Conor McGregor used to be one of those guys who was an asshole, but he backed it up in the cage. The swagger was genuine and the confidence was sky-high. He said and did some outrageous things but the performances always ran congruent with the words coming out of his mouth.

But here we are in 2021, and Conor has a grand total of one MMA victory since Barack Obama was in office. He made a lot of money off the Floyd Mayweather boxing match, tapped to Khabib Nurmagomedov, and got knocked out by Dustin Poirier in a rematch of the 2014 fight that Conor won en route to the UFC Featherweight title. His lone win since 2016 was against a 36-year old Donald Cerrone, who went into the fight on a two-fight losing streak and is now winless in six.

This past January, we saw a different McGregor in Abu Dhabi, a respectful, veteran McGregor who had his family in tow.
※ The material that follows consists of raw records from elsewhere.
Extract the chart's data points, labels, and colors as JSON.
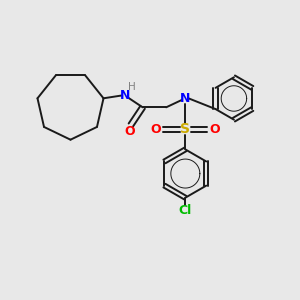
{
  "background_color": "#e8e8e8",
  "bond_color": "#1a1a1a",
  "N_color": "#0000ff",
  "H_color": "#808080",
  "O_color": "#ff0000",
  "S_color": "#ccaa00",
  "Cl_color": "#00bb00",
  "figsize": [
    3.0,
    3.0
  ],
  "dpi": 100,
  "xlim": [
    0,
    10
  ],
  "ylim": [
    0,
    10
  ]
}
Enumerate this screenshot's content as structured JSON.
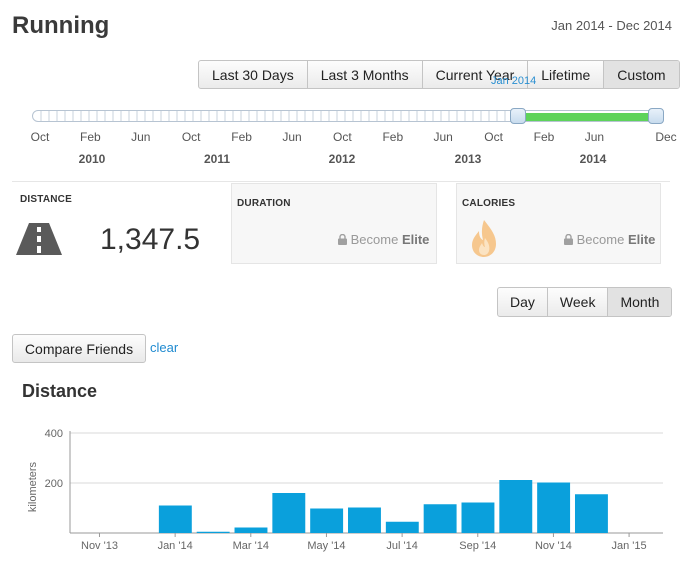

He was oddly effusive in his respect for Poirier, and people wondered at the time if this version of McGregor would be successful, since he’d built his entire career on scare tactics and intimidation. The answer was no, and sure enough, he reverted to that past version of McGregor at Thursday’s press conference ahead of the Poirier trilogy fight:

Poirier is basically laughing the entire thing off. He sees a guy he knocked out six months ago and thinks he can knock him out again. He’s been in the cage with Khabib, Justin Gaethje, Max Holloway, and Eddie Alvarez, so he’s certainly not scared of anybody, let alone a dude he already beat once.

The presser was a one-way street of McGregor talking shit and Poirier just sort of rolling with it. Stuff like this:

And this:

Maybe I’m wrong, and maybe I get the Freezing Cold Takes treatment after a McGregor win. Maybe we see the focused version of Conor that beat Nate Diaz in their rematch. It would set up an interesting title fight against Charles Oliveira.

But something just feels “off” about McGregor in 2021. This doesn’t seem like the same guy who confidently KO’d Jose Aldo, or Chad Mendes, or Eddie. It feels like the mystique is gone, maybe because the losses help dissipate an aura that once made McGregor seem invincible. That Alvarez fight was in 2016, which is a full five years ago. Conor is 32 years old and no longer in his prime. It feels like he no longer has “it,” if you know what I mean.

Dustin Poirier is the better mixed martial artist as of 7/9/21. He’s more well-rounded. He’s not going to be intimidated by a guy he knocked out once already this year. My money is on him getting it done again on Saturday night (not a lot of money though, only like 25 bucks).